President Barack Obama announced today that he is pushing out $3.4 billion in stimulus spending to fund the development and construction of the much vaunted "smart grid." Significant portions of the funding will go toward subsidizing so-called smart electrical meters for large utilities. Utilities in Florida and Maryland are set to get multi-hundred million dollar grants to underwrite smart meters and other infrastructure upgrades.
But a quick read of the stimulus list implies that the government will inadvertently penalize some utilities that have already moved quickly to build smart meter programs. The biggest loser of all? California. Big utilities in the Golden State got more or less shut of funding awards from Washington D.C. on this round, according to blog Earth2Tech.
The message this skewed award decision sends is stark. California and its utilities have traditionally been in the forefront of energy conservation.

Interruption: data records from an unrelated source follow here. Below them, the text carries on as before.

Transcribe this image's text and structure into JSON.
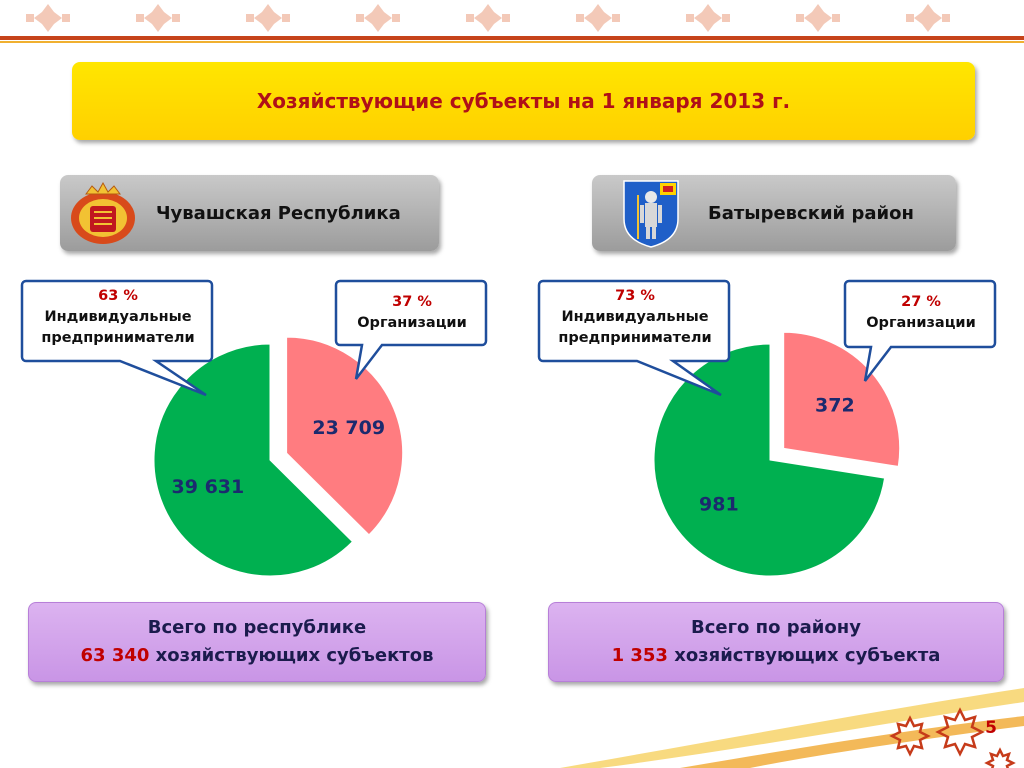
{
  "title": "Хозяйствующие субъекты на 1 января 2013 г.",
  "colors": {
    "green": "#00b050",
    "red": "#ff7c80",
    "title_bg": "#ffd700",
    "accent": "#c00000"
  },
  "left": {
    "region": "Чувашская Республика",
    "emblem": "chuvash-coat-of-arms-icon",
    "callout_ip": {
      "pct": "63 %",
      "line1": "Индивидуальные",
      "line2": "предприниматели"
    },
    "callout_org": {
      "pct": "37 %",
      "line1": "Организации"
    },
    "total_line1": "Всего по республике",
    "total_number": "63 340",
    "total_suffix": " хозяйствующих субъектов"
  },
  "right": {
    "region": "Батыревский район",
    "emblem": "batyrevo-coat-of-arms-icon",
    "callout_ip": {
      "pct": "73 %",
      "line1": "Индивидуальные",
      "line2": "предприниматели"
    },
    "callout_org": {
      "pct": "27 %",
      "line1": "Организации"
    },
    "total_line1": "Всего по району",
    "total_number": "1 353",
    "total_suffix": " хозяйствующих субъекта"
  },
  "chart_data": [
    {
      "type": "pie",
      "title": "Чувашская Республика",
      "categories": [
        "Организации",
        "Индивидуальные предприниматели"
      ],
      "values": [
        23709,
        39631
      ],
      "value_labels": [
        "23 709",
        "39 631"
      ],
      "percent_labels": [
        "37 %",
        "63 %"
      ],
      "colors": [
        "#ff7c80",
        "#00b050"
      ],
      "exploded": [
        true,
        false
      ]
    },
    {
      "type": "pie",
      "title": "Батыревский район",
      "categories": [
        "Организации",
        "Индивидуальные предприниматели"
      ],
      "values": [
        372,
        981
      ],
      "value_labels": [
        "372",
        "981"
      ],
      "percent_labels": [
        "27 %",
        "73 %"
      ],
      "colors": [
        "#ff7c80",
        "#00b050"
      ],
      "exploded": [
        true,
        false
      ]
    }
  ],
  "page_number": "5"
}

The Golden State ranks fourth in the country in per person energy consumption. Among larger states with populations of over 5 million, California ranks second, behind only New York (which benefits from the unfair advantage of New York City, the most energy efficient city in the U.S.).
California also has among the most progressive green energy policy in the country, mandating that 20 percent of power used by the state come from renewable sources by 2020. In preparation for that big push, California's large utilities, Southern California Edison (EIX) and Pacific Gas & Electric (PGC), had already launched fairly aggressive smart meter initiatives. Renewable energy on the grid can mean more variability in how much and when power hits the grid (when the wind blows, when the sun shines). So smart meters that make it easier to control consumption and eliminate potential brownout situations are valuable. But one can only imagine the executives at SCE and PGE, upon watching this latest round of stimulus awards, were smarting for having moved to quickly and aggressively to go green.
The stimulus decision is puzzling in other ways. California is a huge electoral player and was a big part of why Obama won the 2008 election. Shorting the cash-strapped Golden State on much need green energy stimulus funding is an odd policy path to embrace. Equally puzzling, California has abundant potential renewal energy resources including solar, geothermal, and wind power. Letting utilities build out smart meters would make it easier for them to bring on even more green power. But shorting them means that California's utilities will need to move more slowly to absorb green power that could prove an infrastructural headache due to its variability. In other words, you don't need Wall Street to create a moral hazard with government subsidies that encourage utilities towards bad behavior and a handout from Uncle Sam.